Experts emphasize a simple point here: A vaccine can’t, obviously, prevent the infections and deaths we’ve already had. But if we just get more people to the point where they get a vaccine, then a lot of lives could be saved.

Beyond that, there are different factors that will play into just how quickly a vaccine gets out to the public:

1) Are different levels of government truly ready to distribute a vaccine? This will be a massive project — some experts compared it to a New Deal — that involves building up infrastructure, transportation and storage means, data gathering, and communications campaigns. That will require a lot of support, both in time and money, from all levels of government. (Some officials say states need $8.4 billion to do this work. So far, they’ve gotten $340 million.)

2) Are health care systems ready? Getting a vaccine out to possibly more than 300 million Americans within months will be unlike anything health care systems have done. It’ll require technologies many systems don’t have, from refrigeration to transportation; a lot of staffing at a time when more health care workers are burned out by the pandemic; and very careful communication to patients about what the vaccine entails, including the need to return for a second dose as long as a Covid-19 vaccine requires two doses.

3) Is the public receptive to a vaccine? The more recent surveys show at least a third of the public is resistant to getting a Covid-19 vaccine. If that holds, it could stifle a vaccine’s ability to crush the coronavirus. There’s wide consensus among experts that a proactive communications campaign is needed to persuade the public to obtain a vaccine and, crucially, set expectations about potential side effects to ward off a possible backlash.

4) Does a vaccine only protect from disease, not transmission? Right now, the data shows that some vaccines could be more than 90 percent effective against Covid-19. But the data only shows the vaccine can stop serious illness at a rate of 90-plus percent, not that it can stop transmission by 90-plus percent. The vaccine may not stop infections much, if at all — maybe people don’t get as sick, but they can still carry the virus and spread it to others. So a lot more people, perhaps close to the whole country, would have to get vaccinated to stop Covid-19 for certain, instead of the lower threshold that herd immunity requires.

5) Are there any other hiccups? Perhaps people will consistently fail to get both doses, making the vaccine less effective. Maybe some places will be totally unprepared, even as some or most parts of the US are doing a good job getting the vaccine out there. A rare, scary side effect could pop up as millions of people get vaccinated, leading to a backlash against the vaccine. Maybe a vaccine will only offer protection for a few months, requiring people to get new doses even more often. None of these things are guaranteed to happen, but they would create new problems.

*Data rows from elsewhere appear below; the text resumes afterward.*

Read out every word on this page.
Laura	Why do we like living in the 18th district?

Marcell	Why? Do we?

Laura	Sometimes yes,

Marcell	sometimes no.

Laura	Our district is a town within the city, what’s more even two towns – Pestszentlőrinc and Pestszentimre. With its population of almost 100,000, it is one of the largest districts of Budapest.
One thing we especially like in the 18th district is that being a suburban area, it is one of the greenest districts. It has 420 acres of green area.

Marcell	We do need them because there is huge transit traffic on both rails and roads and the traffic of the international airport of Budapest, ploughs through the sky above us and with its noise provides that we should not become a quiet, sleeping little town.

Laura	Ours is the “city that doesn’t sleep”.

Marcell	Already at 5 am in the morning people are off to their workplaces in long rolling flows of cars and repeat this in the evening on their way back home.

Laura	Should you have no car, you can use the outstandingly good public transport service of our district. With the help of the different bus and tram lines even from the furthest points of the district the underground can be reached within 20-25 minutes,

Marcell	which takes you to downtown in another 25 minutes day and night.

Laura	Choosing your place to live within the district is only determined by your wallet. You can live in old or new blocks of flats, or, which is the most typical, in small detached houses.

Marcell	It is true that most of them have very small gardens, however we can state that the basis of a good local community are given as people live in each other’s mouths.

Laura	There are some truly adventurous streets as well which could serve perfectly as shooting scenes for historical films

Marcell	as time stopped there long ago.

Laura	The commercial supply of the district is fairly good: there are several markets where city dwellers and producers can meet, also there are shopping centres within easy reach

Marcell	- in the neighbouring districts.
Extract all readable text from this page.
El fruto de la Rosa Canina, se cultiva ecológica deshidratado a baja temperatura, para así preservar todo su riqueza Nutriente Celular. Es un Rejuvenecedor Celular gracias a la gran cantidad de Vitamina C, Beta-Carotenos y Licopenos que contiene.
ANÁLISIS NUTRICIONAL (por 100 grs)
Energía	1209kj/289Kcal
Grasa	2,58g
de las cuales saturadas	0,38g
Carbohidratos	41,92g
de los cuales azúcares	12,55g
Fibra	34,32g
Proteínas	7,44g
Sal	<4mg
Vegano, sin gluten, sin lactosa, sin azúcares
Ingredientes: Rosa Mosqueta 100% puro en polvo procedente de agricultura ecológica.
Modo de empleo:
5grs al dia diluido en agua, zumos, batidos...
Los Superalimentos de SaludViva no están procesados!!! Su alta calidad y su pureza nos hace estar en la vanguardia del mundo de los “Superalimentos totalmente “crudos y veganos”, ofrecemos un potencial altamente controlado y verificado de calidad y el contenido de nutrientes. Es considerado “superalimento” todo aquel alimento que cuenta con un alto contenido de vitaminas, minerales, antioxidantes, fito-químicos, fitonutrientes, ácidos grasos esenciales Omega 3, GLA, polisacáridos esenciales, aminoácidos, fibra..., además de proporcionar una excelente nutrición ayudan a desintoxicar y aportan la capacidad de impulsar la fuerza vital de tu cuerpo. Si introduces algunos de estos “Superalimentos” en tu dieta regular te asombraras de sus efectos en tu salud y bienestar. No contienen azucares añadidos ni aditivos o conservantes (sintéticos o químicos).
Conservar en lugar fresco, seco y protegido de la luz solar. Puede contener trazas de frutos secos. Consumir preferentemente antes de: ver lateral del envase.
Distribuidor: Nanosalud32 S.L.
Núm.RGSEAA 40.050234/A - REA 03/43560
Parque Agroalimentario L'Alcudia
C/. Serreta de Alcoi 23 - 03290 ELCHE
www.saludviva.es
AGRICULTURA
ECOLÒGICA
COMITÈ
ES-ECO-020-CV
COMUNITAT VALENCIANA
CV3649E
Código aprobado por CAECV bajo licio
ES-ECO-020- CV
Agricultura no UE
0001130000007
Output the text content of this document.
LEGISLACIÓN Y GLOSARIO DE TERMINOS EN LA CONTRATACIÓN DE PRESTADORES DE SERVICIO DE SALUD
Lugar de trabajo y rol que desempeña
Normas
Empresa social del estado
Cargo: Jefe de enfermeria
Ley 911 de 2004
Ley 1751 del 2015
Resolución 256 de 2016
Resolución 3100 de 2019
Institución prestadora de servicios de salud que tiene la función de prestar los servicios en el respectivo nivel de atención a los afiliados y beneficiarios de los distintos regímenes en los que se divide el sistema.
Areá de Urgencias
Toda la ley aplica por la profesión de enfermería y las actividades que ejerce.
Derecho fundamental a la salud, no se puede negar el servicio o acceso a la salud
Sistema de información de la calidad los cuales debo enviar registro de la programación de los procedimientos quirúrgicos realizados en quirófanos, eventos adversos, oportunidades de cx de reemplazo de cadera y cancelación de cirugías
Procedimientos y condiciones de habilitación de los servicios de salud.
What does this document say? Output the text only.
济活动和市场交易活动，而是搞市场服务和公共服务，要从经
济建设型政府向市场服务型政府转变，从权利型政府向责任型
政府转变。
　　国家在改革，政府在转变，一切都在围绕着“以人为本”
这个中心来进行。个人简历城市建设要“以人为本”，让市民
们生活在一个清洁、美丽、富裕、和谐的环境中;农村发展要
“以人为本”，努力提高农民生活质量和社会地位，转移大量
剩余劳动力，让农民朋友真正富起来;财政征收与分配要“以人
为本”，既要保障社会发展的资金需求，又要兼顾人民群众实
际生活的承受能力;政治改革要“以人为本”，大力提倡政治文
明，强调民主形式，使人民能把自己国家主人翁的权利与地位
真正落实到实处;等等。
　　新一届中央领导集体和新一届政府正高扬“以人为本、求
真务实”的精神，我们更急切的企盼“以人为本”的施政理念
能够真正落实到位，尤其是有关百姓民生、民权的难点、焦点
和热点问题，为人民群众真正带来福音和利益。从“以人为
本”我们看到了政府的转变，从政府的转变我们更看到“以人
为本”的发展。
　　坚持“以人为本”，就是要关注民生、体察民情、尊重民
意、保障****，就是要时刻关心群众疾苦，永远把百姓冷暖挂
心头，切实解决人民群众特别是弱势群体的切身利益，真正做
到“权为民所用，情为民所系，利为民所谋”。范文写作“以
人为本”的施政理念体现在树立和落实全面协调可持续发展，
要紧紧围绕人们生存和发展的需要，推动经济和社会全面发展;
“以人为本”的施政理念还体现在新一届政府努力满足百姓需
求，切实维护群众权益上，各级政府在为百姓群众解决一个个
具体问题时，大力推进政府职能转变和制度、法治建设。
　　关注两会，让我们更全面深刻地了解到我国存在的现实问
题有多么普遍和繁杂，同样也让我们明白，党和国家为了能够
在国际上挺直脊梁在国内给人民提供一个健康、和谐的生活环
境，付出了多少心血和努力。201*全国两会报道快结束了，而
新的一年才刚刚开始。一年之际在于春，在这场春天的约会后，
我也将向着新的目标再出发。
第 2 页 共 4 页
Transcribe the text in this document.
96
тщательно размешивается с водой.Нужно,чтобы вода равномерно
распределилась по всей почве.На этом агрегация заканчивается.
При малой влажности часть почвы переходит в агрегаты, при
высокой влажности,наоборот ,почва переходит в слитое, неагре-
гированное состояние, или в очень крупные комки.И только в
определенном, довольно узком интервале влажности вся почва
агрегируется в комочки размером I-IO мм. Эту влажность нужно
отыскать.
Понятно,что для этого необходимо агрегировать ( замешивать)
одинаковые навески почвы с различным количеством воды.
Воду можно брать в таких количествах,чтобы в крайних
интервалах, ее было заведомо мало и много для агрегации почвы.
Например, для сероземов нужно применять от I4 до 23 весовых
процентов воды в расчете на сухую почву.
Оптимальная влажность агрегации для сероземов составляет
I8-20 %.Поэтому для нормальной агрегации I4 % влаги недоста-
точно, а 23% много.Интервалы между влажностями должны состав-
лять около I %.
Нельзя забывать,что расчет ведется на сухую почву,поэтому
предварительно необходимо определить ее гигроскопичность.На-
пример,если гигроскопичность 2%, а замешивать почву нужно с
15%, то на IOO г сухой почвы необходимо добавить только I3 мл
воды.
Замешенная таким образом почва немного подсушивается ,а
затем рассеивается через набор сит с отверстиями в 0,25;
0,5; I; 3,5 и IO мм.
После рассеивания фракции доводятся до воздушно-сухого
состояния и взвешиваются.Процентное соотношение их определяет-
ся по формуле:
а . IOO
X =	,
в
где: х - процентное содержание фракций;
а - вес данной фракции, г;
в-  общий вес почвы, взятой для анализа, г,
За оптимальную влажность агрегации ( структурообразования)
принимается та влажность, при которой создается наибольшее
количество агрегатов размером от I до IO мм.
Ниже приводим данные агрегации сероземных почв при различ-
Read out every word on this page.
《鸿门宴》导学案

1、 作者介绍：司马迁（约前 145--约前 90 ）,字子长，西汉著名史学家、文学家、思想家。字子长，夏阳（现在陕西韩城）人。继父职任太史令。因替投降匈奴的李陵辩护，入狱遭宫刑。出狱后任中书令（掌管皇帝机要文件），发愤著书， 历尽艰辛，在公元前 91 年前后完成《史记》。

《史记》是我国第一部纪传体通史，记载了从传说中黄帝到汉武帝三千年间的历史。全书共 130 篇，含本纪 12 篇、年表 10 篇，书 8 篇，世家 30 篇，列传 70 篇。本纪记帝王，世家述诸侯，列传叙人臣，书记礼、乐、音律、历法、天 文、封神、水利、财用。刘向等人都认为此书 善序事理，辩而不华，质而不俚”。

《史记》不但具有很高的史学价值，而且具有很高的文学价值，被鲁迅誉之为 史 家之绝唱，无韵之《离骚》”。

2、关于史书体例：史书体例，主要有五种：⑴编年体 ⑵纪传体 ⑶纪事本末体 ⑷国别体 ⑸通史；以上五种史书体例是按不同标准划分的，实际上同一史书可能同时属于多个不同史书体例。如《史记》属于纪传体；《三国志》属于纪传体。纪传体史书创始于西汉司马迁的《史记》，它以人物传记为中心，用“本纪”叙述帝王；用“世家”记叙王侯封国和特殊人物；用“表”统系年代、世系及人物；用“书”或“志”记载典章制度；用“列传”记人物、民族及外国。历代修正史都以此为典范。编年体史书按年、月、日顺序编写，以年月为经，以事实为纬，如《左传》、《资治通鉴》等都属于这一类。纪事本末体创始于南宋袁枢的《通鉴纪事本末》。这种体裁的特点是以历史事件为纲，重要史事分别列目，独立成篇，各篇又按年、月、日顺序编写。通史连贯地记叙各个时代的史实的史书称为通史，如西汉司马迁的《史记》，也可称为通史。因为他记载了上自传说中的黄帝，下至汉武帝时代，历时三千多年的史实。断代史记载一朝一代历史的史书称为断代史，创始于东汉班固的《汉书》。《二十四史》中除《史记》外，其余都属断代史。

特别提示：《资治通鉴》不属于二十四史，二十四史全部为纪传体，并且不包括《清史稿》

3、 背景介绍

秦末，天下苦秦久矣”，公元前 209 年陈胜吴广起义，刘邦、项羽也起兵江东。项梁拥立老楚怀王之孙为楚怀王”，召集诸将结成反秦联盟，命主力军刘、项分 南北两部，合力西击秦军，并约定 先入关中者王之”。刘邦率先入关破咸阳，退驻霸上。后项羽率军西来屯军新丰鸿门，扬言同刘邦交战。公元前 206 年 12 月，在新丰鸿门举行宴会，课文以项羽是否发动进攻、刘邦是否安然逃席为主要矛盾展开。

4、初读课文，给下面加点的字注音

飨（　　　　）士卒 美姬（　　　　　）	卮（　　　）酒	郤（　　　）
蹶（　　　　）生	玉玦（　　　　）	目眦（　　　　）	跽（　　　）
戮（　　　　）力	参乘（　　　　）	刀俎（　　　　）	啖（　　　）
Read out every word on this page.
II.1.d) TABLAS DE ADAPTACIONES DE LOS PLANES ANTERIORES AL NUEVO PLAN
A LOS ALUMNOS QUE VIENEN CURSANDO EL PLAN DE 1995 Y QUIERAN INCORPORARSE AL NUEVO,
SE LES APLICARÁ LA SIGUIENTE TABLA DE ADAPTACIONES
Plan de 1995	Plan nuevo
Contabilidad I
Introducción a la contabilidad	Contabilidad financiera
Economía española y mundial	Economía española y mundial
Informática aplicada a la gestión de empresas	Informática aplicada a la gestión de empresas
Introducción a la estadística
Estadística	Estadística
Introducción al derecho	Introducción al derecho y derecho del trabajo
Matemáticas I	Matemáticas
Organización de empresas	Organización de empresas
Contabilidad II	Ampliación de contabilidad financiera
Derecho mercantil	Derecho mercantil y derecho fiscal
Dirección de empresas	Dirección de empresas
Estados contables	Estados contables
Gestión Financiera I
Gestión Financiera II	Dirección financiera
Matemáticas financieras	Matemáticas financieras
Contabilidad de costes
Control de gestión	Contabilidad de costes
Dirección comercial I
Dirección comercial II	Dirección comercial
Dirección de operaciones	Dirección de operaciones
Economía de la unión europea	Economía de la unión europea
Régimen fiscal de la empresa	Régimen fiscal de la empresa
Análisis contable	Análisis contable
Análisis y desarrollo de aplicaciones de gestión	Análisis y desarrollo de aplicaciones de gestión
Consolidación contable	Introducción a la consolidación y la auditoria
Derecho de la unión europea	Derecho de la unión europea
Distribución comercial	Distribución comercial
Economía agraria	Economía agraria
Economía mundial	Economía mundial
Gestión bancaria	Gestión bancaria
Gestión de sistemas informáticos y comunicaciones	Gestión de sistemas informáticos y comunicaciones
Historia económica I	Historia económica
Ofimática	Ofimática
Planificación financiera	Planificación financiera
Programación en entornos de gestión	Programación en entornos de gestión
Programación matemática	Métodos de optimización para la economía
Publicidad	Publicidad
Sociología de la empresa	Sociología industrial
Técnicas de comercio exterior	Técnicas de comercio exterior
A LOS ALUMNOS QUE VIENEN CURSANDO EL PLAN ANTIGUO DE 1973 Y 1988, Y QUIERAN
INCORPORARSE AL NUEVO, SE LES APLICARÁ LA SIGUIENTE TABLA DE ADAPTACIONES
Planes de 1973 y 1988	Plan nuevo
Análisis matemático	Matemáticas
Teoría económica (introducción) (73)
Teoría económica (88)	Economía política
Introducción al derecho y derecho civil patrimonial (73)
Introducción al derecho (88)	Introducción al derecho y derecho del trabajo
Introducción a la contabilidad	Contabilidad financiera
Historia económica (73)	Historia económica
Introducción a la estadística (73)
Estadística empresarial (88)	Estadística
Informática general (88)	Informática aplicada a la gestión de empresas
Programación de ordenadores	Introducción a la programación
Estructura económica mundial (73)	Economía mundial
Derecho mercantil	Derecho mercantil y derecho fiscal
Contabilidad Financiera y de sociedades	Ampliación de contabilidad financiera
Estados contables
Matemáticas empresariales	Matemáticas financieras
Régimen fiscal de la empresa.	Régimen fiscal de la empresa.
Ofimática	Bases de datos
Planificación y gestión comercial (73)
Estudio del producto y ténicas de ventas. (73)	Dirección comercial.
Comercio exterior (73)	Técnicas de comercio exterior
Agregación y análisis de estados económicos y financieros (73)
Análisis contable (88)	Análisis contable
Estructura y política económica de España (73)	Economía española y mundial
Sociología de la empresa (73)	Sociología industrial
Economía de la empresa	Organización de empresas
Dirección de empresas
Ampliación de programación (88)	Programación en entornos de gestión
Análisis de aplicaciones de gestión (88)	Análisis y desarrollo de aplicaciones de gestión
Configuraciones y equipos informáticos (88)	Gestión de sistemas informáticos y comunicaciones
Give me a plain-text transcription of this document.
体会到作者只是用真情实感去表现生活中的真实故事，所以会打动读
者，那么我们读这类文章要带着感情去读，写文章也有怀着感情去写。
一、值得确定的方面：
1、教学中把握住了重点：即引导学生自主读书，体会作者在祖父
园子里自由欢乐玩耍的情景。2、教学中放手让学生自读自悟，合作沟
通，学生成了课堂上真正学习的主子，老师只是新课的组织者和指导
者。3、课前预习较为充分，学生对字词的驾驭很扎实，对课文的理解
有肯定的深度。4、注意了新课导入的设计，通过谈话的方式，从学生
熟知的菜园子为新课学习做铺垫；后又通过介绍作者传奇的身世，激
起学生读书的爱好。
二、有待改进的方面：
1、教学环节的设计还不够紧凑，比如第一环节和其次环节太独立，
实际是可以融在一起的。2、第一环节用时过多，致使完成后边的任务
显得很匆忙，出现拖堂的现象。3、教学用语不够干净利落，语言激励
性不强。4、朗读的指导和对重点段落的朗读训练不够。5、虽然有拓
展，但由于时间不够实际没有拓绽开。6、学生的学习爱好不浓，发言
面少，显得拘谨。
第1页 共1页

6) Could there be positive developments? Maybe it will turn out that the US is, as a whole, ready to distribute the vaccine. Maybe the vast majority of the public will embrace getting vaccinated as the epidemic gets worse and the data for the vaccine improves. Maybe new vaccines will come out requiring just one dose and with easier transportation requirements. All of this could speed up how quickly the country gets vaccinated.

How all of these factors, and surely more that we don’t even know of yet, play out will decide how long this process takes. Experts are confident there’s an end in sight to the Covid-19 epidemic in the US, but the question is how long into 2021 — or even 2022 and beyond — Americans have to wait before crossing that finish line.

So this will take a while. We have many decisions to make before then that could save a lot of lives — or cause potentially tens of thousands more people to get sick, hospitalized, and die.